New Flophouse Address:

You will find all the posts, comments, and reading lists (old and some new ones I just published) here:
https://francoamericanflophouse.wordpress.com/

Friday, June 17, 2011

Bac 2011 - Philosophy

The second and most important round of final exams for the baccalaureat started yesterday.  Six hours, two subjects:  Philosophy (4 hours) and Literature (2 hours).  The elder Frenchling returned home last night in a state of utter exhaustion but still had enough strength left to do some last minute studying for this morning's History-Geography exam.  

The French school system is unusual in requiring all high school students to take at least one year of philosophy.  I have heard some criticism about this from students and their parents who question the utility of teaching 17-year olds about Kant and Nietzsche.  The loudest complaints, in my experience, come from those who choose a Bac S (Science).  After all, if one is good in math and science, why bother with the finer points of existentialism?  

Having spent the better part of my life surrounded by engineers and having built a career in IT, I am personally delighted that philosophy continues to be a part of the curriculum.  I have sat through many a meeting rather wishing that the people around me had spent a little more time thinking about free will and a lot less solving equations.  I also find it absolutely delicious that my elder Frenchling comes home from school struggling to understand the merits of a philosophical argument and we spontaneously find ourselves deep in a discussion about the meaning of life and the nature of man's illusions. 
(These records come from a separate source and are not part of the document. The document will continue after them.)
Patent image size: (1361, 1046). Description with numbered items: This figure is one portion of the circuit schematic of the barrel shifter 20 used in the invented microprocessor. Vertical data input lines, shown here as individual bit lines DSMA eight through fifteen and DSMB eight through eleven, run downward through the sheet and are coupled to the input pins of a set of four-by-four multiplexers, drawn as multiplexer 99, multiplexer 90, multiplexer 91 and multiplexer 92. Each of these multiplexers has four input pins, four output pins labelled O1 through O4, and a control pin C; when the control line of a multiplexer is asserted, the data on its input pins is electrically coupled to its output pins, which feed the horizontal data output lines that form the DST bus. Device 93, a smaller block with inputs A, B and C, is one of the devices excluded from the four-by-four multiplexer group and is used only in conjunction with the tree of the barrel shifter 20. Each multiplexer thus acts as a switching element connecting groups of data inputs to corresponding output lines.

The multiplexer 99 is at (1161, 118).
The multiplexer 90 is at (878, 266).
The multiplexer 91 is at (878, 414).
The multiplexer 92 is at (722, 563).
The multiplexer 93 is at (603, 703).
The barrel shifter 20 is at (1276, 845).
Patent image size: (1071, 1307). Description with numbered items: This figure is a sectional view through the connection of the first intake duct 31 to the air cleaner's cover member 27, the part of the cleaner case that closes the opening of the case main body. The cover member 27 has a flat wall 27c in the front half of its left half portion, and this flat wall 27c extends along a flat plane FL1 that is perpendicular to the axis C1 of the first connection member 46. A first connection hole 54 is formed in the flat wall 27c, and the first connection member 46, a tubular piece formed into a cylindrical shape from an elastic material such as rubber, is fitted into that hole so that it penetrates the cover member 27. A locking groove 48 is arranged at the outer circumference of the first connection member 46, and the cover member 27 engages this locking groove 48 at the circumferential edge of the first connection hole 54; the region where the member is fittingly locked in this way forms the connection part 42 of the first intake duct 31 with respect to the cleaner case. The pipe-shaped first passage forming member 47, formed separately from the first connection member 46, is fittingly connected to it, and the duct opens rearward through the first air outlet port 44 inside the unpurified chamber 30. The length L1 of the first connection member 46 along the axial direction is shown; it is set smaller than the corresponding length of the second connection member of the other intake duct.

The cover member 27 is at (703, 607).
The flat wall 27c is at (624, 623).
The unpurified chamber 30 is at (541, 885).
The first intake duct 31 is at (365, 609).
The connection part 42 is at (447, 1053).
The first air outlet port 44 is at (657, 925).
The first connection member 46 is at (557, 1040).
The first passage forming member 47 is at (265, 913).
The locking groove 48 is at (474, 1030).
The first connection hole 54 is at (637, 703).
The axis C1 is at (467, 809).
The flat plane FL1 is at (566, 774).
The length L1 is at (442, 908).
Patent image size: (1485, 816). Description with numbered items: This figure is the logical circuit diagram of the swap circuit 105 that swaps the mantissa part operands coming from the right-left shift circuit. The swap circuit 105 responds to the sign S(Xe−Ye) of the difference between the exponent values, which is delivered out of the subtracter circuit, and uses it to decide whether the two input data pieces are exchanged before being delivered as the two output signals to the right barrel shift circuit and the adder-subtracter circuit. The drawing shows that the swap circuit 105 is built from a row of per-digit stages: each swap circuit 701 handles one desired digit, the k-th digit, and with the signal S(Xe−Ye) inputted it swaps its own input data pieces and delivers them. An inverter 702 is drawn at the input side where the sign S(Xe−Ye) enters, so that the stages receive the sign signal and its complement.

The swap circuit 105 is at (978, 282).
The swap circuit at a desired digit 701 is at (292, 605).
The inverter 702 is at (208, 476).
Here are the exam questions for the 2011 Bac General Philosophie Serie L.  There are three questions and the students must choose one and then spend the next four hours formulating an answer :

1.  Can we prove a scientific hypothesis?
2.  Is man condemned to create illusions about himself?
3.  Explain the following text by Nietzsche (The Gay Science):
The virtues of a man are called good, not in respect to the results they have for himself, but in respect to the results which we expect therefrom for ourselves and for society: we have all along had very little unselfishness, very little "non-egoism "in our praise of the virtues! For otherwise it could not but have been seen that the virtues (such as diligence, obedience, chastity, piety, justice) are mostly injurious to their possessors, as impulses which rule in them too vehemently and ardently, and do not want to be kept in co-ordination with the other im pulses by the reason. If you have a virtue, an actual, perfect virtue (and not merely a kind of impulse towards virtue!) -you are its victim! But your neighbour praises your virtue precisely on that account! One praises the diligent man though he injures his sight, or the originality and freshness of his spirit, by his diligence; the youth is honoured and regretted who has "worn himself out by work," because one passes the judgment that "for society as a whole the loss of the best individual is only a small sacrifice! A pity that this sacrifice should be necessary! A much greater pity it is true, if the individual should think differently, and regard his preservation and development as more important than his work in the service of society!" And so one regrets this youth, not his own account, but because a devoted instrument, regardless of self - a so-called "good man”, has been lost to society by his death. (Translation from the Full and Free Nietzsche Portal)

2 comments:

betty said...

After spending 11 years working with high energy physicists I can say with certainty that damned few of them can carry on a conversation.
These are the daunted Math, Science, Technology, and Engineering high demand majors. In some engineering schools ( Georgia Tech comes to mind ) they do not even take a writing course. Not even technical writing. Much less comparitive literature or philosophy or art. Four years of thinly focused engineering. Then what happens? A friend of mine got a PhD from the University of California, Berkeley in Computer Engineering ( chip design ). His paper was on gallium arsenide chips. Not one job offer. Intel said that GS chips were yesterday's news. They are not interested in ability, just the immediate job.
Would philosophy help? Not with Intel. But it would make a good evening with friends in the pub musing over the vagaries of human existence.

Victoria FERAUGE said...

Betty, Have you heard of this recently published book by David Kaiser, How the Hippies Saved Physics? This fellow is claiming that some of the odder aspects of the 1970's counterculture were embraced by physicists at Berkeley and their "search for meaning" enabled them to make significant progress in their research to the benefit of all. I find this a bit of a stretch - how does studying Eastern mysticism foster scientific progress? I guess I will just have to buy the book and read through the entire argument. What's your take on it?